“The Art of Loving” is a 1956 book by psychoanalyst and social philosopher Erich Fromm, which was published as part of the World Perspectives Series. Fromm presents love as a ‘skill‘ that can be taught and developed, rejecting the idea of loving as something magical and mysterious that cannot be analysed nor explained, and is therefore skeptical about popular ideas such as “falling in love” or being helpless in the face of love.
“I want the loved person to grow and unfold for his own sake, and not in his own ways, and not for the purpose of serving me”.
Because modern humans are alienated from each other and from nature, we seek refuge from our lonesomeness in romantic love and marriage . However, Fromm observes that real love “is not a sentiment which can be easily indulged in by anyone.” It is only through developing one’s total personality to the capacity of loving one’s neighbor with “true humility, courage, faith and discipline” that one attains the capacity to experience real love. This should be considered a rare achievement . Fromm defended these opinions also in interview with Mike Wallace when he states:
“love today is a relatively rare phenomenon, that we have a great deal of sentimentality; we have a great deal of illusion about love, namely as a…as something one falls in. But the question is that one cannot fall in love, really; one has to be in love. And that means that loving becomes, and the ability to love, becomes one of the most important things in life.”

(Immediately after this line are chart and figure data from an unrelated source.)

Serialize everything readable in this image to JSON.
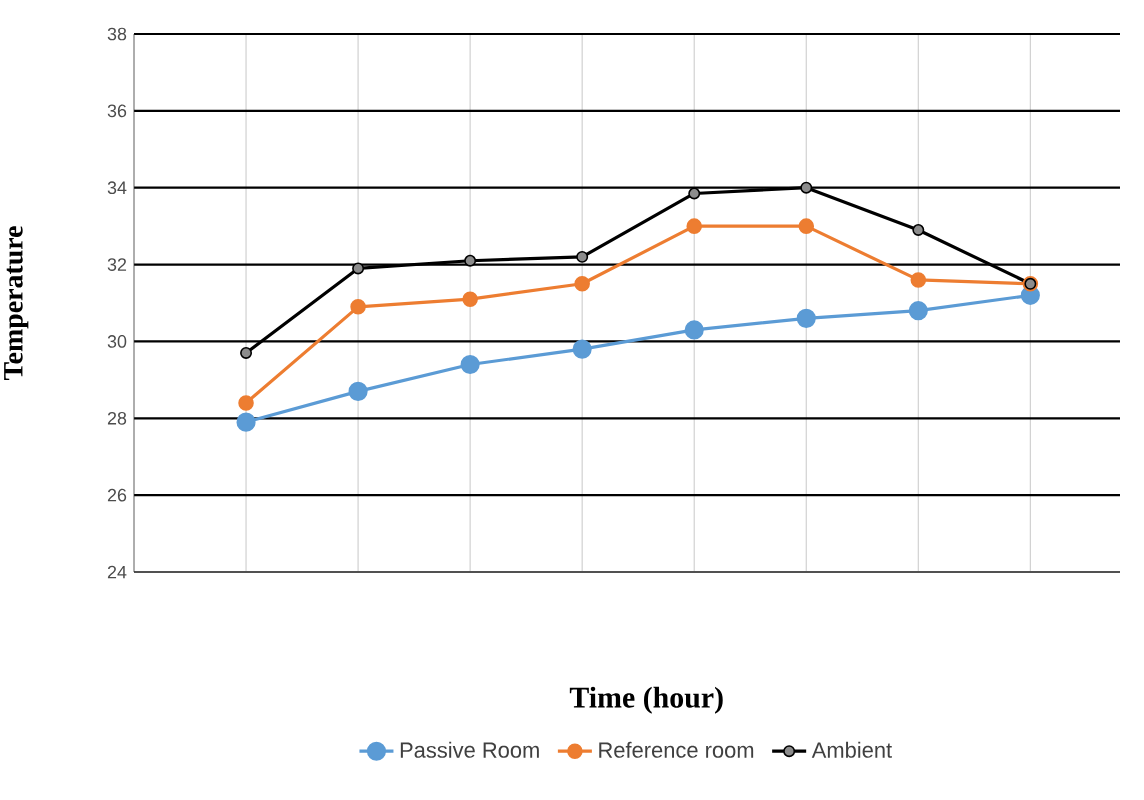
{
  "chart_data": {
    "type": "line",
    "xlabel": "Time (hour)",
    "ylabel": "Temperature",
    "categories": [
      null,
      null,
      null,
      null,
      null,
      null,
      null,
      null
    ],
    "ylim": [
      24,
      38
    ],
    "yticks": [
      24,
      26,
      28,
      30,
      32,
      34,
      36,
      38
    ],
    "grid": true,
    "legend": "bottom",
    "marker": "circle",
    "line_style": "solid",
    "series": [
      {
        "name": "Passive Room",
        "color": "#5b9bd5",
        "values": [
          27.9,
          28.7,
          29.4,
          29.8,
          30.3,
          30.6,
          30.8,
          31.2
        ]
      },
      {
        "name": "Reference room",
        "color": "#ed7d31",
        "values": [
          28.4,
          30.9,
          31.1,
          31.5,
          33.0,
          33.0,
          31.6,
          31.5
        ]
      },
      {
        "name": "Ambient",
        "color": "#000000",
        "values": [
          29.7,
          31.9,
          32.1,
          32.2,
          33.85,
          34.0,
          32.9,
          31.5
        ]
      }
    ]
  }
}
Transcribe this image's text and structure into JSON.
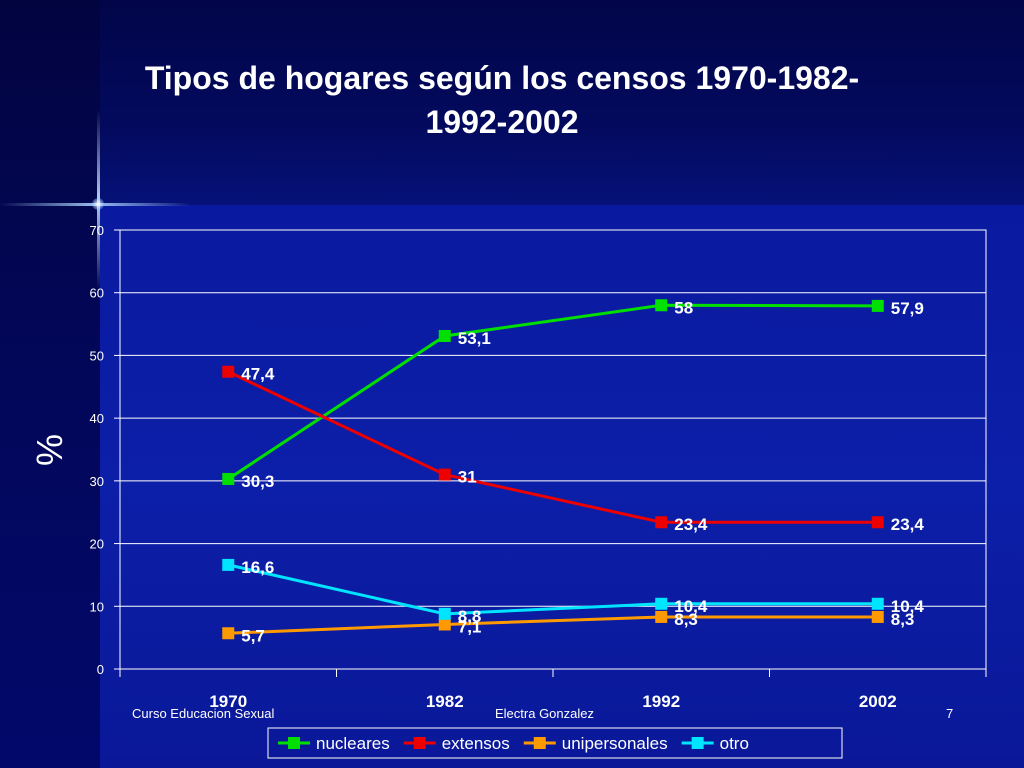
{
  "slide": {
    "title_line1": "Tipos de hogares según los censos 1970-1982-",
    "title_line2": "1992-2002",
    "footer_left": "Curso Educacion Sexual",
    "footer_center": "Electra Gonzalez",
    "footer_right": "7"
  },
  "chart_data": {
    "type": "line",
    "title": "Tipos de hogares según los censos 1970-1982-1992-2002",
    "xlabel": "",
    "ylabel": "%",
    "categories": [
      "1970",
      "1982",
      "1992",
      "2002"
    ],
    "ylim": [
      0,
      70
    ],
    "yticks": [
      0,
      10,
      20,
      30,
      40,
      50,
      60,
      70
    ],
    "grid": true,
    "legend_position": "bottom",
    "series": [
      {
        "name": "nucleares",
        "color": "#00e000",
        "values": [
          30.3,
          53.1,
          58,
          57.9
        ],
        "labels": [
          "30,3",
          "53,1",
          "58",
          "57,9"
        ]
      },
      {
        "name": "extensos",
        "color": "#ee0000",
        "values": [
          47.4,
          31,
          23.4,
          23.4
        ],
        "labels": [
          "47,4",
          "31",
          "23,4",
          "23,4"
        ]
      },
      {
        "name": "unipersonales",
        "color": "#ff9900",
        "values": [
          5.7,
          7.1,
          8.3,
          8.3
        ],
        "labels": [
          "5,7",
          "7,1",
          "8,3",
          "8,3"
        ]
      },
      {
        "name": "otro",
        "color": "#00e5ff",
        "values": [
          16.6,
          8.8,
          10.4,
          10.4
        ],
        "labels": [
          "16,6",
          "8,8",
          "10,4",
          "10,4"
        ]
      }
    ]
  }
}
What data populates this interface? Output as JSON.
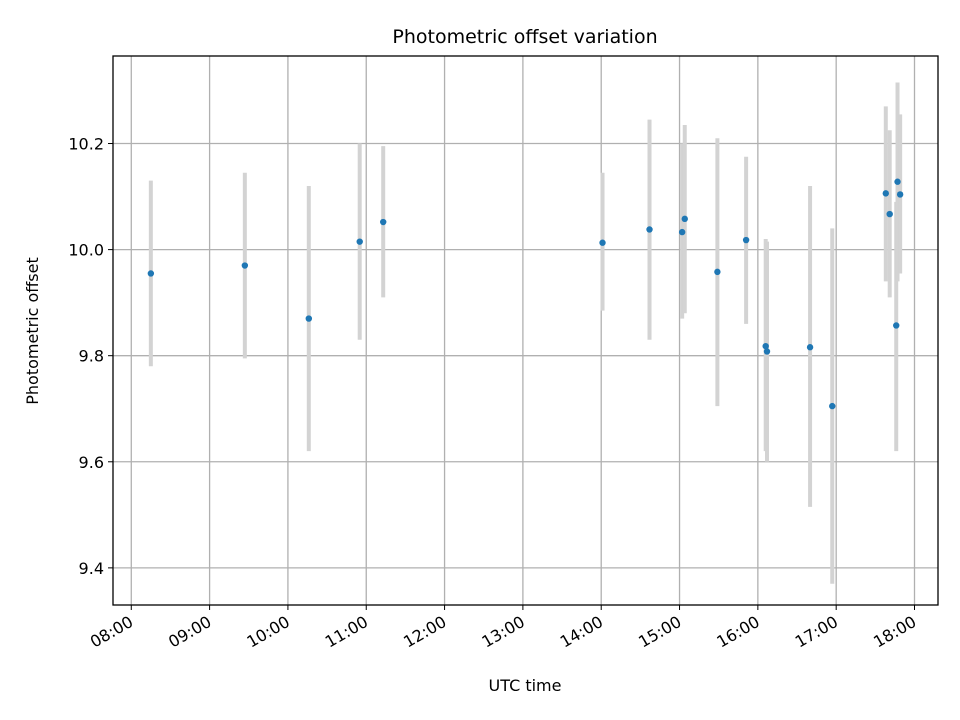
{
  "chart_data": {
    "type": "scatter",
    "title": "Photometric offset variation",
    "xlabel": "UTC time",
    "ylabel": "Photometric offset",
    "xlim": [
      "07:46",
      "18:18"
    ],
    "ylim": [
      9.33,
      10.365
    ],
    "grid": true,
    "x_ticks": [
      "08:00",
      "09:00",
      "10:00",
      "11:00",
      "12:00",
      "13:00",
      "14:00",
      "15:00",
      "16:00",
      "17:00",
      "18:00"
    ],
    "y_ticks": [
      9.4,
      9.6,
      9.8,
      10.0,
      10.2
    ],
    "y_tick_labels": [
      "9.4",
      "9.6",
      "9.8",
      "10.0",
      "10.2"
    ],
    "point_color": "#1f77b4",
    "errorbar_color": "#d3d3d3",
    "points": [
      {
        "x": "08:15",
        "y": 9.955,
        "ylow": 9.78,
        "yhigh": 10.13
      },
      {
        "x": "09:27",
        "y": 9.97,
        "ylow": 9.795,
        "yhigh": 10.145
      },
      {
        "x": "10:16",
        "y": 9.87,
        "ylow": 9.62,
        "yhigh": 10.12
      },
      {
        "x": "10:55",
        "y": 10.015,
        "ylow": 9.83,
        "yhigh": 10.2
      },
      {
        "x": "11:13",
        "y": 10.052,
        "ylow": 9.91,
        "yhigh": 10.195
      },
      {
        "x": "14:01",
        "y": 10.013,
        "ylow": 9.885,
        "yhigh": 10.145
      },
      {
        "x": "14:37",
        "y": 10.038,
        "ylow": 9.83,
        "yhigh": 10.245
      },
      {
        "x": "15:02",
        "y": 10.033,
        "ylow": 9.87,
        "yhigh": 10.2
      },
      {
        "x": "15:04",
        "y": 10.058,
        "ylow": 9.88,
        "yhigh": 10.235
      },
      {
        "x": "15:29",
        "y": 9.958,
        "ylow": 9.705,
        "yhigh": 10.21
      },
      {
        "x": "15:51",
        "y": 10.018,
        "ylow": 9.86,
        "yhigh": 10.175
      },
      {
        "x": "16:06",
        "y": 9.818,
        "ylow": 9.62,
        "yhigh": 10.02
      },
      {
        "x": "16:07",
        "y": 9.808,
        "ylow": 9.6,
        "yhigh": 10.015
      },
      {
        "x": "16:40",
        "y": 9.816,
        "ylow": 9.515,
        "yhigh": 10.12
      },
      {
        "x": "16:57",
        "y": 9.705,
        "ylow": 9.37,
        "yhigh": 10.04
      },
      {
        "x": "17:38",
        "y": 10.106,
        "ylow": 9.94,
        "yhigh": 10.27
      },
      {
        "x": "17:41",
        "y": 10.067,
        "ylow": 9.91,
        "yhigh": 10.225
      },
      {
        "x": "17:46",
        "y": 9.857,
        "ylow": 9.62,
        "yhigh": 10.09
      },
      {
        "x": "17:47",
        "y": 10.128,
        "ylow": 9.94,
        "yhigh": 10.315
      },
      {
        "x": "17:49",
        "y": 10.104,
        "ylow": 9.955,
        "yhigh": 10.255
      }
    ]
  }
}
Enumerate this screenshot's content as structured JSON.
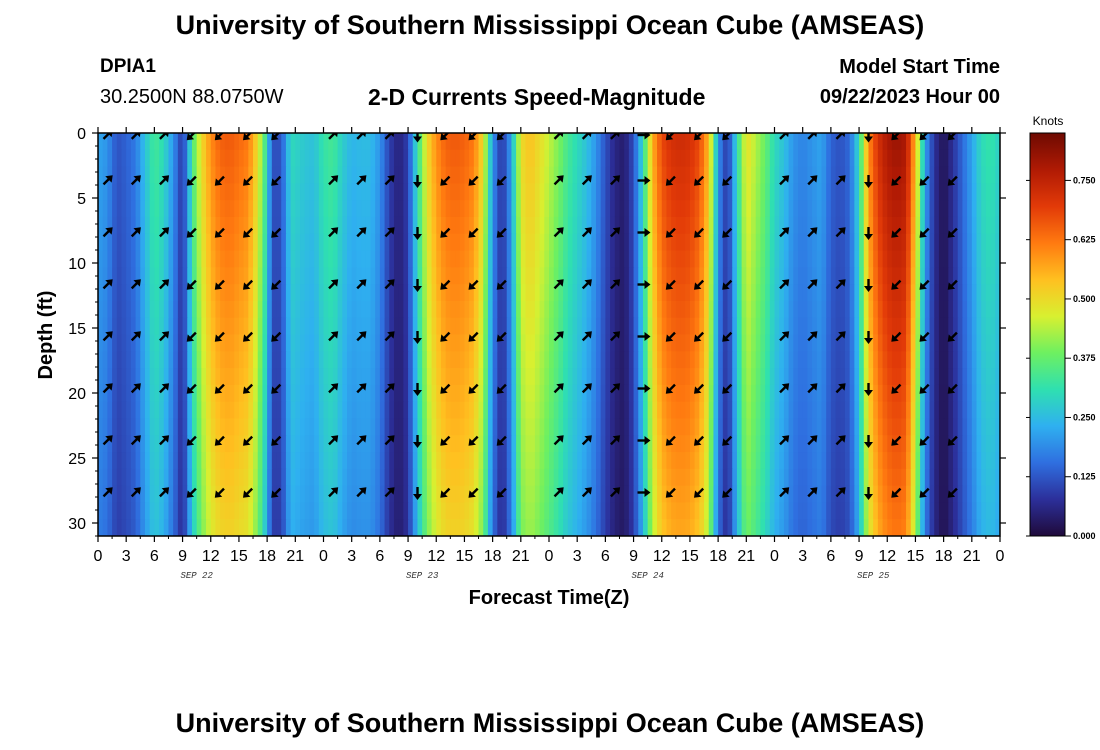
{
  "header": {
    "title": "University of Southern Mississippi Ocean Cube (AMSEAS)",
    "station": "DPIA1",
    "coords": "30.2500N  88.0750W",
    "subtitle": "2-D Currents Speed-Magnitude",
    "model_start_label": "Model Start Time",
    "model_start_value": "09/22/2023 Hour 00"
  },
  "footer": {
    "title": "University of Southern Mississippi Ocean Cube (AMSEAS)"
  },
  "colors": {
    "palette": [
      "#1f0a3a",
      "#2c2f9a",
      "#2f6fe0",
      "#2fb0f0",
      "#2fe0b0",
      "#6ef060",
      "#d8f030",
      "#ffc020",
      "#ff7a10",
      "#e23a08",
      "#b01a04",
      "#6e0a02"
    ]
  },
  "chart_data": {
    "type": "heatmap",
    "title": "2-D Currents Speed-Magnitude",
    "xlabel": "Forecast Time(Z)",
    "ylabel": "Depth (ft)",
    "colorbar_label": "Knots",
    "colorbar_ticks": [
      "0.750",
      "0.625",
      "0.500",
      "0.375",
      "0.250",
      "0.125",
      "0.000"
    ],
    "colorbar_range": [
      0,
      0.85
    ],
    "x_ticks": [
      "0",
      "3",
      "6",
      "9",
      "12",
      "15",
      "18",
      "21",
      "0",
      "3",
      "6",
      "9",
      "12",
      "15",
      "18",
      "21",
      "0",
      "3",
      "6",
      "9",
      "12",
      "15",
      "18",
      "21",
      "0",
      "3",
      "6",
      "9",
      "12",
      "15",
      "18",
      "21",
      "0"
    ],
    "x_range_hours": [
      0,
      96
    ],
    "day_labels": [
      {
        "text": "SEP 22",
        "hour": 10.5
      },
      {
        "text": "SEP 23",
        "hour": 34.5
      },
      {
        "text": "SEP 24",
        "hour": 58.5
      },
      {
        "text": "SEP 25",
        "hour": 82.5
      }
    ],
    "y_ticks": [
      "0",
      "5",
      "10",
      "15",
      "20",
      "25",
      "30"
    ],
    "y_range_ft": [
      0,
      31
    ],
    "speed_profile_knots": [
      [
        0,
        0.22
      ],
      [
        1,
        0.2
      ],
      [
        2,
        0.12
      ],
      [
        3,
        0.14
      ],
      [
        4,
        0.17
      ],
      [
        5,
        0.26
      ],
      [
        6,
        0.34
      ],
      [
        7,
        0.3
      ],
      [
        8,
        0.2
      ],
      [
        9,
        0.08
      ],
      [
        9.5,
        0.2
      ],
      [
        10,
        0.34
      ],
      [
        11,
        0.5
      ],
      [
        12,
        0.6
      ],
      [
        13,
        0.65
      ],
      [
        14,
        0.66
      ],
      [
        15,
        0.64
      ],
      [
        16,
        0.62
      ],
      [
        17,
        0.5
      ],
      [
        18,
        0.3
      ],
      [
        18.5,
        0.12
      ],
      [
        19.5,
        0.12
      ],
      [
        20.5,
        0.3
      ],
      [
        22,
        0.27
      ],
      [
        23,
        0.26
      ],
      [
        24,
        0.32
      ],
      [
        25,
        0.34
      ],
      [
        26,
        0.28
      ],
      [
        27,
        0.24
      ],
      [
        28,
        0.25
      ],
      [
        29,
        0.25
      ],
      [
        30,
        0.2
      ],
      [
        31,
        0.1
      ],
      [
        32,
        0.05
      ],
      [
        33,
        0.1
      ],
      [
        34,
        0.32
      ],
      [
        35,
        0.5
      ],
      [
        36,
        0.6
      ],
      [
        37,
        0.65
      ],
      [
        38,
        0.66
      ],
      [
        39,
        0.65
      ],
      [
        40,
        0.62
      ],
      [
        41,
        0.5
      ],
      [
        42,
        0.2
      ],
      [
        43,
        0.08
      ],
      [
        44,
        0.22
      ],
      [
        45,
        0.5
      ],
      [
        46,
        0.54
      ],
      [
        47,
        0.5
      ],
      [
        48,
        0.45
      ],
      [
        49,
        0.4
      ],
      [
        50,
        0.34
      ],
      [
        51,
        0.3
      ],
      [
        52,
        0.26
      ],
      [
        53,
        0.2
      ],
      [
        54,
        0.12
      ],
      [
        55,
        0.06
      ],
      [
        56,
        0.04
      ],
      [
        57,
        0.12
      ],
      [
        58,
        0.3
      ],
      [
        59,
        0.56
      ],
      [
        60,
        0.68
      ],
      [
        61,
        0.72
      ],
      [
        62,
        0.73
      ],
      [
        63,
        0.72
      ],
      [
        64,
        0.68
      ],
      [
        65,
        0.55
      ],
      [
        66,
        0.2
      ],
      [
        67,
        0.08
      ],
      [
        68,
        0.3
      ],
      [
        69,
        0.5
      ],
      [
        70,
        0.44
      ],
      [
        71,
        0.38
      ],
      [
        72,
        0.3
      ],
      [
        73,
        0.26
      ],
      [
        74,
        0.2
      ],
      [
        75,
        0.18
      ],
      [
        76,
        0.2
      ],
      [
        77,
        0.22
      ],
      [
        78,
        0.14
      ],
      [
        79,
        0.12
      ],
      [
        80,
        0.15
      ],
      [
        81,
        0.3
      ],
      [
        82,
        0.6
      ],
      [
        83,
        0.72
      ],
      [
        84,
        0.78
      ],
      [
        85,
        0.8
      ],
      [
        86,
        0.78
      ],
      [
        87,
        0.55
      ],
      [
        88,
        0.22
      ],
      [
        89,
        0.08
      ],
      [
        90,
        0.02
      ],
      [
        91,
        0.08
      ],
      [
        92,
        0.15
      ],
      [
        93,
        0.22
      ],
      [
        94,
        0.3
      ],
      [
        95,
        0.32
      ],
      [
        96,
        0.28
      ]
    ],
    "arrow_depths_ft": [
      0,
      3.5,
      7.5,
      11.5,
      15.5,
      19.5,
      23.5,
      27.5
    ],
    "arrow_columns": [
      {
        "hour": 1,
        "deg": 45
      },
      {
        "hour": 4,
        "deg": 45
      },
      {
        "hour": 7,
        "deg": 45
      },
      {
        "hour": 10,
        "deg": 225
      },
      {
        "hour": 13,
        "deg": 225
      },
      {
        "hour": 16,
        "deg": 225
      },
      {
        "hour": 19,
        "deg": 225
      },
      {
        "hour": 25,
        "deg": 45
      },
      {
        "hour": 28,
        "deg": 45
      },
      {
        "hour": 31,
        "deg": 45
      },
      {
        "hour": 34,
        "deg": 180
      },
      {
        "hour": 37,
        "deg": 225
      },
      {
        "hour": 40,
        "deg": 225
      },
      {
        "hour": 43,
        "deg": 225
      },
      {
        "hour": 49,
        "deg": 45
      },
      {
        "hour": 52,
        "deg": 45
      },
      {
        "hour": 55,
        "deg": 45
      },
      {
        "hour": 58,
        "deg": 90
      },
      {
        "hour": 61,
        "deg": 225
      },
      {
        "hour": 64,
        "deg": 225
      },
      {
        "hour": 67,
        "deg": 225
      },
      {
        "hour": 73,
        "deg": 45
      },
      {
        "hour": 76,
        "deg": 45
      },
      {
        "hour": 79,
        "deg": 45
      },
      {
        "hour": 82,
        "deg": 180
      },
      {
        "hour": 85,
        "deg": 225
      },
      {
        "hour": 88,
        "deg": 225
      },
      {
        "hour": 91,
        "deg": 225
      }
    ]
  }
}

“Loving oneself is quite different from ‘arrogance, conceit or egocentrism’“. Loving oneself defines along the lines of caring about oneself and taking responsibility for oneself, respecting oneself, and knowing oneself, for example, being realistic and honest about one’s strengths and weaknesses in awe for giving constructive criticism. In order to be able to truly love another person, one needs first to love oneself in this way. Fromm calls the general idea of love in contemporary Western society égoïsme à deux: a relationship in which each person is entirely focused on the other, to the detriment of other people around them. The current belief is that a couple should be a well-assorted team, sexually and functionally, working towards a common aim. This is in contrast with Fromm’s description of true love and intimacy, which involves willful commitment directed toward a single unique individual. One cannot truly love another person if one does not love all of mankind including oneself.